During the early Sixties, already an avid painter for several years in Eastern Manitoba, my good friend and fellow artist, Robert Kost, told me about an experience that had taken place at his home and studio. He had a call from a lady in Brandon, about 300 miles away, saying that they had heard that there was an artist in that area and would he mind if they came to him and his work. As it turned out, four ladies arrived a few days later, sketch books and cameras in hand, and talked for several hours with him while he showed them what he was doing. A happy event for all!

During those days artists were so few and far between that a 300 mile drive to see one was not considered strange. Artists were usually trained in college art schools and mostly worked for firms that employed Commercial artists. GRIP in Toronto was such a firm and became central to the forming of The Group of Seven. http://en.wikipedia.org/wiki/Group_of_Seven_(artists)Self-taught artists were a rarity and usually not very good at what they did because Instructional art books were hard to get.

In today's world, I could easily find two or three hundred instructional art books , not to mention almost as many videos and television series showing you exactly"how to do it". Coupled with this plethora of "art stuff" is a new age of retired folks who are often well-pensioned with plenty of leisure time on their hands. Not surprisingly, the number of artists has mushroomed. The quality of the art is sometimes questionable, but they are having fun and some of them are pretty darn good!

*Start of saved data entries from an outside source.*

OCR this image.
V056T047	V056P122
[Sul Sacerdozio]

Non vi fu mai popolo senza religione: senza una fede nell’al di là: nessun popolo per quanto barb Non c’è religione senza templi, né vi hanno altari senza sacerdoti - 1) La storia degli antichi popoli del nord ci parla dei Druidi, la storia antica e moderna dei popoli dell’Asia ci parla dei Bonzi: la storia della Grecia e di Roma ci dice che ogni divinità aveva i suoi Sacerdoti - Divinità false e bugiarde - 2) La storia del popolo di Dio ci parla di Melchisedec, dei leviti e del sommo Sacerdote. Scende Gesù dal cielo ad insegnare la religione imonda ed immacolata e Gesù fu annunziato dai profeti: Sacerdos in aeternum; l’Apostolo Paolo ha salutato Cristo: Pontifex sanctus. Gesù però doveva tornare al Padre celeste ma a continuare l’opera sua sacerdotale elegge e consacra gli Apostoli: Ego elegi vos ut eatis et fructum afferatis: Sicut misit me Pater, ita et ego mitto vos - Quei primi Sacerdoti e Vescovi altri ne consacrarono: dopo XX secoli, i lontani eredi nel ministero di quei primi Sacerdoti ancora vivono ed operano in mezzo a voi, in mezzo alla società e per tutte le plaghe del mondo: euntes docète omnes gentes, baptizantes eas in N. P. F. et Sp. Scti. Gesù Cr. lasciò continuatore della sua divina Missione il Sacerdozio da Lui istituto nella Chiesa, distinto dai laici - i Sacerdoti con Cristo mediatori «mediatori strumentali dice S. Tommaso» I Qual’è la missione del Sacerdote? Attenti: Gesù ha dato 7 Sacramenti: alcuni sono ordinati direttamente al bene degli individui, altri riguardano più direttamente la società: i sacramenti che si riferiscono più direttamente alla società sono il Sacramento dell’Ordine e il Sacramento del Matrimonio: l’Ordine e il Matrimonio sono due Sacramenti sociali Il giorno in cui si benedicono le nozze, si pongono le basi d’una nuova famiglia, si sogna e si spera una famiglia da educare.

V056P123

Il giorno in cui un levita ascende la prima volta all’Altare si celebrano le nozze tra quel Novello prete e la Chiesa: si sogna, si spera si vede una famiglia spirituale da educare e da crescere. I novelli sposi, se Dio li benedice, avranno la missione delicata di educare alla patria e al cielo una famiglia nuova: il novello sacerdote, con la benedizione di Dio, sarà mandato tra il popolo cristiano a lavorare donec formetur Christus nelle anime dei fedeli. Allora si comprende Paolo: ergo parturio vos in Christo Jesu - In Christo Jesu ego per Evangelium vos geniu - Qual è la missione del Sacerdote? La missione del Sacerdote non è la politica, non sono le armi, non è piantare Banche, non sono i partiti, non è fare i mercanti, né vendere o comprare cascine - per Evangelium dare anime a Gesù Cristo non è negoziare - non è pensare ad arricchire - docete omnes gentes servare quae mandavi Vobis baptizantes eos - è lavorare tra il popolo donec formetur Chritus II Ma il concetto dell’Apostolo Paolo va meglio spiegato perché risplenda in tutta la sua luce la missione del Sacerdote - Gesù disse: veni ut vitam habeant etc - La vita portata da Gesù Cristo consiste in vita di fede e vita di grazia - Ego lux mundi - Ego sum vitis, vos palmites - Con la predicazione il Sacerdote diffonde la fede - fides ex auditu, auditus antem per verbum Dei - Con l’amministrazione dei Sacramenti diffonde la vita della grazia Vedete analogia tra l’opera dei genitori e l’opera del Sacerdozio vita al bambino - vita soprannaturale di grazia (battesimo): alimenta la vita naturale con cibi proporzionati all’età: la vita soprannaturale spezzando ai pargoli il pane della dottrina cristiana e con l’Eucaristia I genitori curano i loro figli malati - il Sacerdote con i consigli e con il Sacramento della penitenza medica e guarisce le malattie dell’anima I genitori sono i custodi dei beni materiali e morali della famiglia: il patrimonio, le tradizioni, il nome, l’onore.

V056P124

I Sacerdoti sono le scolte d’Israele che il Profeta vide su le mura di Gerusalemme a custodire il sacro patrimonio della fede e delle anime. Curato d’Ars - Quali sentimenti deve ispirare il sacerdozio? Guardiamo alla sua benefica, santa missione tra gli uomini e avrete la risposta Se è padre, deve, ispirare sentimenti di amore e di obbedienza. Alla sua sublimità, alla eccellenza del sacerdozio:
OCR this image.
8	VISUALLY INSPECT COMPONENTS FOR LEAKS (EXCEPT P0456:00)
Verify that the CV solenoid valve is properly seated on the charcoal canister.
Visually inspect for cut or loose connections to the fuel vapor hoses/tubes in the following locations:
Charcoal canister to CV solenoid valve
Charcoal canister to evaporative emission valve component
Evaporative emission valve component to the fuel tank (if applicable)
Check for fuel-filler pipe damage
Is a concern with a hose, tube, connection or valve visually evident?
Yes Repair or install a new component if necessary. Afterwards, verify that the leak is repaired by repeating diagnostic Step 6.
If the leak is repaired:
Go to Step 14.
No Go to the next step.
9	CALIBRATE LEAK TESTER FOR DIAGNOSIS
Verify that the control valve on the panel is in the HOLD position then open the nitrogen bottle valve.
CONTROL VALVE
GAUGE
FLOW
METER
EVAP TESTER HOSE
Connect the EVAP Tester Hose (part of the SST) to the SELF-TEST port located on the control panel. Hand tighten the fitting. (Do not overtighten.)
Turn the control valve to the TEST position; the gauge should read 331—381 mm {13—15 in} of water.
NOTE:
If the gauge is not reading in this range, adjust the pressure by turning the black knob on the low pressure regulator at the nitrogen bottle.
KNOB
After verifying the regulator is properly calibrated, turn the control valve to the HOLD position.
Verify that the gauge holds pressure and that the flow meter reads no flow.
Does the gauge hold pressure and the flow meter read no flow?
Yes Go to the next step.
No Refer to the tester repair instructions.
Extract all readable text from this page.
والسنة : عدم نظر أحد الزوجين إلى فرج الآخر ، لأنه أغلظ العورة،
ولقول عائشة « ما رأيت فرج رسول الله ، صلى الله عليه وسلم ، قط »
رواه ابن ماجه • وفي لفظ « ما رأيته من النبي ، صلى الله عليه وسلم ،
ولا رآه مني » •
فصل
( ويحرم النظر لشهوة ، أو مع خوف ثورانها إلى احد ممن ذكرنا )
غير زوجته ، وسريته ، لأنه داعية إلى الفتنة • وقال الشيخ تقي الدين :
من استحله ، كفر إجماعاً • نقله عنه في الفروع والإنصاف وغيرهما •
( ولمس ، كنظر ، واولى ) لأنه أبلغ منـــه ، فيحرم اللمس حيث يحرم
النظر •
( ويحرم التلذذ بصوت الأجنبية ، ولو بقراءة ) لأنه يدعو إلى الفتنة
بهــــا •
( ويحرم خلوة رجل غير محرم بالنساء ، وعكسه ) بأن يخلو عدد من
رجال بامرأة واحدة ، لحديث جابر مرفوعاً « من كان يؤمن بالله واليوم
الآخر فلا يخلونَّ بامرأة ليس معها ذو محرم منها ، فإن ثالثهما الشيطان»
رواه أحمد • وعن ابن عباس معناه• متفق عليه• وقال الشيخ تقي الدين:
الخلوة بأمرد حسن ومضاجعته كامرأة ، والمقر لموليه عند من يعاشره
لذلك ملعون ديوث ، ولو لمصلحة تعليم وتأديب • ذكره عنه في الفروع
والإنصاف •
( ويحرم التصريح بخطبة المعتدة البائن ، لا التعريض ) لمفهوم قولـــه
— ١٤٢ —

"So what's he getting at?" is likely your question. The vast numbers of artists today mean several things to artists like myself who have been practicing their craft for half a century. First of all, I've taught a lot of them and claim responsibility for something that some older artists believe is a problem in competition. Secondly, Art is not a competitive game because as the numbers of artists grow, so does the population. Thirdly, because there are many more people involved in art, the interest in it increases. You would be surprised how many folks can identify the old masters and are very discriminating as to the quality of paintings in galleries. This surge in growth of artists, professional or amateur, has led to a new Rennaissance. In 1960 some folks drove 300 miles to see an artist at work. Today they wouldn't cross the street for that experience and if they did, the art had better be good.It's an exciting challenge to be part of it!

Saturday, January 2, 2010

Happy New Year!!!

Once again I must apologize for not having posted anything on this blog since November and won't burden you with a number of excuses like "the dog ate my laptop"! I do keep a diary fairly consistently and my biggest excuse for being so tardy with my blog sits on every January 1st page of each year's diary: "This year I will get organized"! So--if at first you don't succeed write it into next year's diary!

Since the name of this blog is "ARTALK", I must tell you every artist struggles with distractions. In the days of Van Gogh life was much simpler and one could get on with paintings without having to check your Blackberry and your laptop, not to mention the latest Canuck game. Probably I should change the new year's message to myself to: FOCUS, FOCUS, FOCUS.

I have a special request to readers of my blog: There is a small section at the bottom of the blog for COMMENTS. Please use it for questions as well about my work or your work and for any subjects that you would like to talk about, problems that you have encountered if you are a painter, etc. It would help me deal with what direction I want to take with this blog.
Meanwhile, enjoy each day to the fullest in 2010!